A segunda onda da covid-19 já registrada em países da Europa e nos EUA fez subir a pressão em uma ala do governo e também no Congresso pela prorrogação das medidas de combate aos efeitos da pandemia, principalmente o auxílio emergencial - cujo pagamento, a princípio, será encerrado em dezembro.
Mas de olho no risco fiscal, a equipe econômica começou a costurar uma solução legal para fechar a porta a uma eventual corrida de ministérios para autorizar gastos na reta final do ano, deixando pagamentos "pendurados" para 2021 por meio dos chamados "restos a pagar" (despesas transferidas de um ano para o outro).
Segundo apurou o Estadão/Broadcast, a intenção da equipe econômica é publicar uma portaria para delimitar quais restos a pagar da pandemia poderão ser pagos no ano que vem.
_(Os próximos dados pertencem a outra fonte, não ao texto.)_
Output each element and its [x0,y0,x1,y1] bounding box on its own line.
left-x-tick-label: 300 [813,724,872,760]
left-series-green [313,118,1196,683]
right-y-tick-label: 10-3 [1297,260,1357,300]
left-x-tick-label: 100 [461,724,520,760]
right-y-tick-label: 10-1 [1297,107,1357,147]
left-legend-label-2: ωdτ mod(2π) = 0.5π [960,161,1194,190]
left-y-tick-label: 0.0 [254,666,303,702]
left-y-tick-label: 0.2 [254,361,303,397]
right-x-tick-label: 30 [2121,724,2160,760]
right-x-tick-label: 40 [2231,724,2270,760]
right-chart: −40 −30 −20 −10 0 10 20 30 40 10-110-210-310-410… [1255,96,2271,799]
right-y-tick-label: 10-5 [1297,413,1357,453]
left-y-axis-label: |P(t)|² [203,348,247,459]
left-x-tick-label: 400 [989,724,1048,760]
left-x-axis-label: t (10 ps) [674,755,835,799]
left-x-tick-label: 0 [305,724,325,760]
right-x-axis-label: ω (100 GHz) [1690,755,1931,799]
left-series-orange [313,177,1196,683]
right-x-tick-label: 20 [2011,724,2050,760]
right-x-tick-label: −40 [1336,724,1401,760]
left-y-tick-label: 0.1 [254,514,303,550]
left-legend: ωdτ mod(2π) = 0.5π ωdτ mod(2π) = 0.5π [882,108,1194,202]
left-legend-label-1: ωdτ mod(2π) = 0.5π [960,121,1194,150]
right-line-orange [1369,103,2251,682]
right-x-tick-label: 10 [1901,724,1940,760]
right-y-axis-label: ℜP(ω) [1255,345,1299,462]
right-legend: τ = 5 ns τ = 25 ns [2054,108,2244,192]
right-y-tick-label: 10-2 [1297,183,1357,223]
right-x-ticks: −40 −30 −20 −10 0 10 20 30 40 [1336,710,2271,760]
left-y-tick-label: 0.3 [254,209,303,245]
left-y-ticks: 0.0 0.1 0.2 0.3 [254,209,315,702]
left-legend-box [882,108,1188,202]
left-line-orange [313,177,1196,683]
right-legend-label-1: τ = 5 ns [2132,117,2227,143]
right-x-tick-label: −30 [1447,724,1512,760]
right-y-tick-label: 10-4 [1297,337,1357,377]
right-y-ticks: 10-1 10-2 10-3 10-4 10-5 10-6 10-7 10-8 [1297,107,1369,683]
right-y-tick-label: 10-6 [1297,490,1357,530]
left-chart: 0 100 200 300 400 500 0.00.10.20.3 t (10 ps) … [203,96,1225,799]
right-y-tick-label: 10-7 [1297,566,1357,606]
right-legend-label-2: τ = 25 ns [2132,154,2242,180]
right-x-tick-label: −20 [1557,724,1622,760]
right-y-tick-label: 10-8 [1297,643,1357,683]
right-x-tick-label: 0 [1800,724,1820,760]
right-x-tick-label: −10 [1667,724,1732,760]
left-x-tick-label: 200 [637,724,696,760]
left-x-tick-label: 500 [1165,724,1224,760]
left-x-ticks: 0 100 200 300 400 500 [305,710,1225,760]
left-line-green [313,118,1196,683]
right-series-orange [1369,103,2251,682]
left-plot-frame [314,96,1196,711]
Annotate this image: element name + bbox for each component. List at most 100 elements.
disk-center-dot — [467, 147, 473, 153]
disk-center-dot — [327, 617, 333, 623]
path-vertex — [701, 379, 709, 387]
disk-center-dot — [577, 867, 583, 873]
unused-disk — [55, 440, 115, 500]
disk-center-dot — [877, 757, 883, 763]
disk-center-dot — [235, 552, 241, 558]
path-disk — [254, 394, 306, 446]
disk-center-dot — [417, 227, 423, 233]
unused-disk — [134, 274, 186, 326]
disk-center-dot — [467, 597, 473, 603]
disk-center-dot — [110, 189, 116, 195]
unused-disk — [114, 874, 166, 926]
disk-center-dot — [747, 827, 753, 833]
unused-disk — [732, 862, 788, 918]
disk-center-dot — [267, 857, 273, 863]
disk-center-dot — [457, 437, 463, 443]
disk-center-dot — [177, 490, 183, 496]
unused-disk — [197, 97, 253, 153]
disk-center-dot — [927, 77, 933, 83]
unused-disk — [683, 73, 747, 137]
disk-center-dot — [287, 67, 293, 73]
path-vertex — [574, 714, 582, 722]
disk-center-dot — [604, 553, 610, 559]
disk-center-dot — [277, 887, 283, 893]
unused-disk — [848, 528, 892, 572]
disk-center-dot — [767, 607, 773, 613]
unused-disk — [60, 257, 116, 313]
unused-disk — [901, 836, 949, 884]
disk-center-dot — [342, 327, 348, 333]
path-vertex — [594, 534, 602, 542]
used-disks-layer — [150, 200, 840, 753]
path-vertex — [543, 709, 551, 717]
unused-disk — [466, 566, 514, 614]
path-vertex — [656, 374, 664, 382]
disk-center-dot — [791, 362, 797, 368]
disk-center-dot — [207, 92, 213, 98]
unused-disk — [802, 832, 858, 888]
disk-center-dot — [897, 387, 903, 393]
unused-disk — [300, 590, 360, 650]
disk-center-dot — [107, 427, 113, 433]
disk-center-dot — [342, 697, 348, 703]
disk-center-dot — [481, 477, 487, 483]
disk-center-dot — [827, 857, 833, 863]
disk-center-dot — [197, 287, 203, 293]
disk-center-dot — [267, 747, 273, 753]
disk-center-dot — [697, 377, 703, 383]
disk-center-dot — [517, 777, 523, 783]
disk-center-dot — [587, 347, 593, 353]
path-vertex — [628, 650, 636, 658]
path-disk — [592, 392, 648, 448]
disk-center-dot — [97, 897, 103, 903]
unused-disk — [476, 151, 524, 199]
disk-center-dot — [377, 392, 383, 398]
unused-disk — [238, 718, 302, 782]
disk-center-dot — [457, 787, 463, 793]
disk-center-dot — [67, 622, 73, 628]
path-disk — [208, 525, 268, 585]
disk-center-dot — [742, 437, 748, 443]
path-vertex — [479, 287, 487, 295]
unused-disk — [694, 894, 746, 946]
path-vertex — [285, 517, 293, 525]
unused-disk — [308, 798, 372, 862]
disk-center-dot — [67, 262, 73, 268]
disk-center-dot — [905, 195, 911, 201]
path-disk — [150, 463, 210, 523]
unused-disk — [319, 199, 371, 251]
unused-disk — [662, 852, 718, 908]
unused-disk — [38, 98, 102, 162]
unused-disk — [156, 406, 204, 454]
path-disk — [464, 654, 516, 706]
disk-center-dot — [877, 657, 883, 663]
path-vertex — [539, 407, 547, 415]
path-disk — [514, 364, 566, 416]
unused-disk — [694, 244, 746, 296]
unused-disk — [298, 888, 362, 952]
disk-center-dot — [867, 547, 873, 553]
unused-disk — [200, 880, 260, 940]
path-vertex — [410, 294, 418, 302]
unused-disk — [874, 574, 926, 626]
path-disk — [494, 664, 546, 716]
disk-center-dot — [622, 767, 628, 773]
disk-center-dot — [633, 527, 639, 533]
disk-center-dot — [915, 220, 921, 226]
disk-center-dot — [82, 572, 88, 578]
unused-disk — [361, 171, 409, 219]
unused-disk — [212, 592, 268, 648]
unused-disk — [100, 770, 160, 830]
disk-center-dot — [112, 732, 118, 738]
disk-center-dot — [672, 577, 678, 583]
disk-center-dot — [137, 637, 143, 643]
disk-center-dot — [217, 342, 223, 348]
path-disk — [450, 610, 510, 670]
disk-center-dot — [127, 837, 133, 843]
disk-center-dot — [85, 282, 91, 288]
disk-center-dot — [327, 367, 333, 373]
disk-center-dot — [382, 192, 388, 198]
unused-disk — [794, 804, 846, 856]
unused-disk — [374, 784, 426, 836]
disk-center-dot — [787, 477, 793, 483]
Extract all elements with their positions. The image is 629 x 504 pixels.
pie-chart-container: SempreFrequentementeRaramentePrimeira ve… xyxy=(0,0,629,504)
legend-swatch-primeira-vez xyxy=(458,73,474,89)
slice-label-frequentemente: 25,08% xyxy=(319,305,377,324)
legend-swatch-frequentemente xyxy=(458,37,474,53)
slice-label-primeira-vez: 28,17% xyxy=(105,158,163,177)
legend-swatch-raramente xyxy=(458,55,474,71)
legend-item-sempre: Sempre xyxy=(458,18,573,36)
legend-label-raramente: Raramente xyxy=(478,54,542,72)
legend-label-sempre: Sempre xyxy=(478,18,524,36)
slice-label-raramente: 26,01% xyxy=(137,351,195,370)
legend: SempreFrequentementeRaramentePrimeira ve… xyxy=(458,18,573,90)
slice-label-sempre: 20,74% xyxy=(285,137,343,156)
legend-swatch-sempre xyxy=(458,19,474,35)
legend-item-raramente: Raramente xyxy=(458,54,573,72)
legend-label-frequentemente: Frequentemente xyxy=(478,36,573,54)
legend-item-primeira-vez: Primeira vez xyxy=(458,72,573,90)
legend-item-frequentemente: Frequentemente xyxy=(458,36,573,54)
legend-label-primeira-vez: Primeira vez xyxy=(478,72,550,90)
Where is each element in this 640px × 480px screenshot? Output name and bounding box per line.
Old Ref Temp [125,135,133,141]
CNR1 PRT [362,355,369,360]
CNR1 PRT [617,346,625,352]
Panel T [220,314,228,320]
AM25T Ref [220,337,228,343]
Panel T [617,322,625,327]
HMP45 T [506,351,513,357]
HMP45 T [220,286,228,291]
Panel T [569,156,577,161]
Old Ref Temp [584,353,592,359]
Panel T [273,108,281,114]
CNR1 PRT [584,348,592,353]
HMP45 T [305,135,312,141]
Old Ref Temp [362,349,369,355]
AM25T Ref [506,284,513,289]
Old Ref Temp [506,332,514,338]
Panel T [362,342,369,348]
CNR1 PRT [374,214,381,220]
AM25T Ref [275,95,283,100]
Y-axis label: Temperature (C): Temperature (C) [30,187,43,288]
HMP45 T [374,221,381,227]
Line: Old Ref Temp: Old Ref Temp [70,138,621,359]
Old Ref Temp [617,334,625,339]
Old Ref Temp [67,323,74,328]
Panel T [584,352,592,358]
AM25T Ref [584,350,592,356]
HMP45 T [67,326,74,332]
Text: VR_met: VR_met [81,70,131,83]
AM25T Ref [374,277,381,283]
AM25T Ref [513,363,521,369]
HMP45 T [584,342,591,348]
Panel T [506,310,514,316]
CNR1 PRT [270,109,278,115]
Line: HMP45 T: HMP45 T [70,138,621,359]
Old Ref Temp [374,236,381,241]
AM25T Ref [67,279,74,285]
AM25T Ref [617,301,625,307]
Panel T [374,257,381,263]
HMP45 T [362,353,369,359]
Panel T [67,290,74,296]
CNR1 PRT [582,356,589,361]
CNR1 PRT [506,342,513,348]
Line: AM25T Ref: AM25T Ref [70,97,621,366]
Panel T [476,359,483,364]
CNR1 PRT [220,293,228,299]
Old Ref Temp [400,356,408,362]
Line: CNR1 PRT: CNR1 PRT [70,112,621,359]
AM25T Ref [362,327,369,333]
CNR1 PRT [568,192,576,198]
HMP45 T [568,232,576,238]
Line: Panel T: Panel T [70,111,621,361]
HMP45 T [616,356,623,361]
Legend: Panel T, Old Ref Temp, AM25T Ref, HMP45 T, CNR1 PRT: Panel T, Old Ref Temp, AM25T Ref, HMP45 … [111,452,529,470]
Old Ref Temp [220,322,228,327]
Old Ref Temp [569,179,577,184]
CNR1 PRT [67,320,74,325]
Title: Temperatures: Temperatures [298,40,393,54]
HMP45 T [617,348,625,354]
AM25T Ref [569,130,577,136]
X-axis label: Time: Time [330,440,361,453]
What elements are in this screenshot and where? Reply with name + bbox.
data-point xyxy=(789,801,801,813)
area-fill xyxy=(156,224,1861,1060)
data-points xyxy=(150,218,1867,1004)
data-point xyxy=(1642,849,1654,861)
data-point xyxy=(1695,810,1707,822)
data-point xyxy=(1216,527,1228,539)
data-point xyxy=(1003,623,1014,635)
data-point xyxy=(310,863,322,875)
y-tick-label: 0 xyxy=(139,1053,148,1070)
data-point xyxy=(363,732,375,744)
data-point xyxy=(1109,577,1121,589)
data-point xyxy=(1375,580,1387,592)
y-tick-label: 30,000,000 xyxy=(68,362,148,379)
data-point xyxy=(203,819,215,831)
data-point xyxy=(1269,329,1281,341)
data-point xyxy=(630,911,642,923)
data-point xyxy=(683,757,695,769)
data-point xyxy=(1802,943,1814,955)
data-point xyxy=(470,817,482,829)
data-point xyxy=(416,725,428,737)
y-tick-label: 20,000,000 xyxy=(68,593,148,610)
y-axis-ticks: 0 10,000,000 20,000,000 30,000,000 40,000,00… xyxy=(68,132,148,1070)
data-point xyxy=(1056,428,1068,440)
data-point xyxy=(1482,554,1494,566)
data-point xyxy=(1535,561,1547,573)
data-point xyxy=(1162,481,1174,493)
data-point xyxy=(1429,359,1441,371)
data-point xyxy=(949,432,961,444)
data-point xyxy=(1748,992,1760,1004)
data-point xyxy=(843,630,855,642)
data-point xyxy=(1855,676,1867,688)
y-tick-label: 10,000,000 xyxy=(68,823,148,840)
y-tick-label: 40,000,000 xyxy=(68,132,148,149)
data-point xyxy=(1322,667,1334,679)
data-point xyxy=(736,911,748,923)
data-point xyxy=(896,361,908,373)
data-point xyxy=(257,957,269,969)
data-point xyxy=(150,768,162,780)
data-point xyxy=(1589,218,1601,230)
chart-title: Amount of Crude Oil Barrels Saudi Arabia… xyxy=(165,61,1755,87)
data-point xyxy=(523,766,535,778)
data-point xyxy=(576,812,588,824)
Será um procedimento especial único para as despesas que foram feitas com base no chamado orçamento de guerra e que vão ficar para 2021, criando uma espécie de cinturão de segurança para a gestão fiscal no ano que vem.
Aprovado pelo Congresso, o orçamento de guerra tirou várias amarras de regras fiscais para permitir ao governo ampliar os gastos no combate aos efeitos da pandemia. A portaria está em análise na Procuradoria-Geral da Fazenda Nacional (PGFN) e deverá ser publicada até o próximo dia 15.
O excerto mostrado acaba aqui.